Figure 1: A white light LED system that can be color-calibrated

One of the main advantages of LEDs is their extremely long life, which also brings a serious problem, namely color cast. LEDs can be used for more than 50,000 hours before their luminous intensity gradually decreases to about 70% of the nominal value (incandescent lamps fail suddenly after about 1,500 hours of use).

Unfortunately, during these 50,000 hours, the correlated color temperature (CCT) of a white LED will change, drifting to higher temperatures, that is, to blue, as the phosphor ages. Similar problems will occur with RGB LEDs as the three color emitters age according to different curves. Several techniques have been developed to compensate for the effects of device aging

by using microcontrollers , coupled with predictive algorithms or closed-loop control systems.

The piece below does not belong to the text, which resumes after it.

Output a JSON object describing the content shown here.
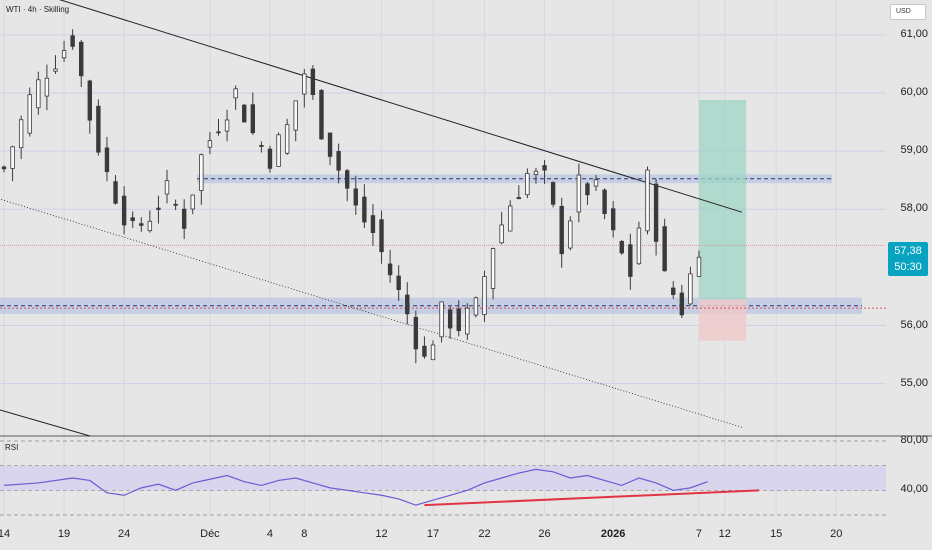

Some manufacturers have already produced color photosensors that , when combined with simple PID algorithms, can completely solve the color drift problem once and for all, of course, using such components will increase some cost.

Since the color drift process is very slow, high computing performance is not required, and even low-cost 8-bit MCUs can meet the requirements.

LEDs are not cold

Another big challenge in LED general lighting is heat control. As mentioned earlier, high- power LEDs do not waste energy when they generate electromagnetic radiation within a very narrow frequency band, but they still generate heat, which is dissipated by conduction rather than radiation, similar to incandescent lamps.

The heat problem of LEDs puts great restrictions on the design of general lighting systems. A lighting system designed for an incandescent lamp of a given power is difficult to adapt to LEDs of the same power because the heat conduction path is very limited.

Power conversion and control

When the entire LED industry focuses on how to achieve the maximum LED luminous efficiency, the efficiency of the drive /control circuit must also receive equal attention. LEDs are low-voltage devices (Vf is 3~4V) and the operating voltage is completely mismatched with the mains. To achieve the highest efficiency and maintain continuous light output, LEDs require precise current control and switch- mode power conversion.

To solve this problem, some constant current drive technology must be used. Not only isolation and power factor correction are required, but in some cases two-stage processing is also required. The input voltage is first reduced to an intermediate voltage, and power factor correction and high voltage isolation are used. The second stage solves the LED's needs for current and thermal control.

Figure 2 shows a constant current configuration using a boost converter (MCP1630). The 8-bit MCU provides a flexible clock signal, and the current set point can be programmed to accommodate different LED modules , dimming functions, and use external sensors to provide closed-loop temperature control.
Figure 2 Smart LED solution using MCU and constant current driver.

Figure 2 Smart LED solution using MCU and constant current driver

MCU-based solutions offer great flexibility. When the temperature of an LED approaches a critical threshold, the power output to the LED is gradually reduced rather than abruptly shutting down the system or simply sounding an alarm. This capability is especially critical when the LEDs are designed by different companies and proper thermal design cannot be guaranteed.

Smart driver design also means that the MCU's built-in serial peripherals can support simple communication protocols such as DMX-512 or DALI. For more advanced system integration, Ethernet or ZigBee connectivity is also required , allowing the design of new energy management systems.